Incendie à Mélisey : des agriculteurs viennent en renfort des pompiers avec leurs tonnes à eau
L'ancien grimpeur du Tour, devenu agriculteur en Haute-Saône, a acheminé l'eau depuis les étangs pendant l'incendie de Mélisey
Lundi 27 juillet 2026, un violent incendie ravage une habitation et trois hectares de broussailles à Mélisey. Une dizaine d'agriculteurs déboulent spontanément avec leurs citernes pour aider les cinquante pompiers…
Les enjeux
Ce qu'il faut comprendre
Entraide rurale
Les agriculteurs compensent les délais d'intervention des secours avec leurs tonnes à eau et leur connaissance du terrain
Enquête en cours
Un homme de 70 ans placé en garde à vue, les causes du départ de feu restent à déterminer
L'essentiel
Ce qu'il faut retenir
- Un violent incendie ravage une maison et trois hectares à Mélisey le 27 juillet 2026, menaçant 10 hectares de sapinière
- Cinquante pompiers mobilisés, aidés par une dizaine d'agriculteurs qui acheminent l'eau depuis les étangs
- Un homme de 70 ans placé en garde à vue, enquête en cours pour déterminer les causes du feu
Le tracteur rouge arrive par la départementale. À l’arrière, une tonne à eau. Au volant, un agriculteur. Pas de maillot jaune, pas de caméra. Juste quelqu’un qui voit de la fumée et qui vient.
Lundi 27 juillet 2026 - un violent incendie ravage une habitation et trois hectares de broussailles à Mélisey, commune de Haute-Saône. Le feu menace de s’étendre à une sapinière de dix hectares et aux maisons voisines. Cinquante sapeurs-pompiers sont mobilisés. Ils ont besoin d’eau. Beaucoup d’eau.
Une dizaine d’agriculteurs déboulent spontanément avec leurs citernes. Ils pompent l’eau dans les étangs alentour, font la navette, alimentent les lances. Pas de déclaration, pas de tweet. Ils font ce que font les voisins: ils aident.
Même schéma observé lors de feux de forêt récents où des exploitants avaient prêté leurs citernes. Dans les communes isolées, l’entraide agricole compense les délais d’intervention. Les exploitants connaissent chaque chemin, chaque point d’eau, chaque coupe-feu. Quand le feu prend, ils arrivent avant que les renforts départementaux ne débarquent.
Les pompiers maîtrisent l’incendie. La sapinière est épargnée. Un homme de 70 ans est placé en garde à vue. L’enquête déterminera les causes du départ de feu.
L’entraide agricole en action
Ce geste dit quelque chose de la solidarité rurale. Dans les communes isolées comme Mélisey, les exploitants agricoles constituent souvent la première ligne de réponse face aux incendies. Ils connaissent le terrain, disposent du matériel adapté, et interviennent spontanément quand le danger se présente.
Ceux qui vivent dans ces territoires savent que l’entraide n’attend pas les protocoles. Quand le feu prend, on ne regarde pas depuis la fenêtre. On prend sa tonne et on y va.

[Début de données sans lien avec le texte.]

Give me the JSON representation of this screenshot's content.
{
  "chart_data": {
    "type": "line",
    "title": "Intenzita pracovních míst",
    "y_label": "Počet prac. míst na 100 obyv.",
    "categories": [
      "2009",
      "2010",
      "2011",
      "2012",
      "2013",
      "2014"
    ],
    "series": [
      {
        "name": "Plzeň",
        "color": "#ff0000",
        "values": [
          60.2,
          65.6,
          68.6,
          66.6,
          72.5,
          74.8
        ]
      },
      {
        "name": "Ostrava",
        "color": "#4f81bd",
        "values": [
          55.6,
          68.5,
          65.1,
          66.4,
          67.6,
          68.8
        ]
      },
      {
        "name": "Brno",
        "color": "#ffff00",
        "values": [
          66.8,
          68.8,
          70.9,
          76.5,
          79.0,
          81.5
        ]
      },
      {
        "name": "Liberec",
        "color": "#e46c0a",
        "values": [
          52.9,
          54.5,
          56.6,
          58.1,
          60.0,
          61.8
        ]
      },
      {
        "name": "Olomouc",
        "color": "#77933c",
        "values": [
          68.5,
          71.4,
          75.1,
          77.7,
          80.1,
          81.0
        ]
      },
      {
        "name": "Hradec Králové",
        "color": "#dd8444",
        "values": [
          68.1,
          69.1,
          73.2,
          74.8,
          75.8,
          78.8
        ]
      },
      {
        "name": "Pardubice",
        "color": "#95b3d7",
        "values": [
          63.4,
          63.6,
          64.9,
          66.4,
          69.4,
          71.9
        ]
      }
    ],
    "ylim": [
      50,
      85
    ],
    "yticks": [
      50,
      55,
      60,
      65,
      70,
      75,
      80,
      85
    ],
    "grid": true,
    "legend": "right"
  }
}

Enquête en cours, peines encourues
L’homme de 70 ans placé en garde à vue reste en audition. Les enquêteurs cherchent à déterminer si le départ de feu est accidentel ou volontaire. Les expertises incendie sont en cours. Selon les résultats, les qualifications pénales peuvent varier considérablement.
Selon le Code pénal, la destruction volontaire d’un bien d’autrui par l’effet d’un incendie peut entraîner des peines de prison. Si le feu a mis en danger des personnes, les peines encourues peuvent être considérablement alourdies. Si l’enquête retient la piste accidentelle, les poursuites pourraient se limiter à des infractions d’imprudence ou de mise en danger.
Les auditions se poursuivent. Les résultats des expertises sont attendus dans les prochains jours. Les autorités judiciaires communiqueront une fois les investigations achevées.
Pas de déclaration, juste des tracteurs
Les agriculteurs mobilisés n’ont pas communiqué sur leur intervention. Pas de story Instagram, pas d’interview. C’est la presse locale qui révèle leur présence. Pour eux, c’est un geste banal. Pour les pompiers, c’était nécessaire.
Le feu est éteint. Les habitants peuvent rentrer. Un homme est en garde à vue. Les agriculteurs ont rangé leurs tonnes à eau et sont rentrés chez eux. Demain, ils retournent aux champs.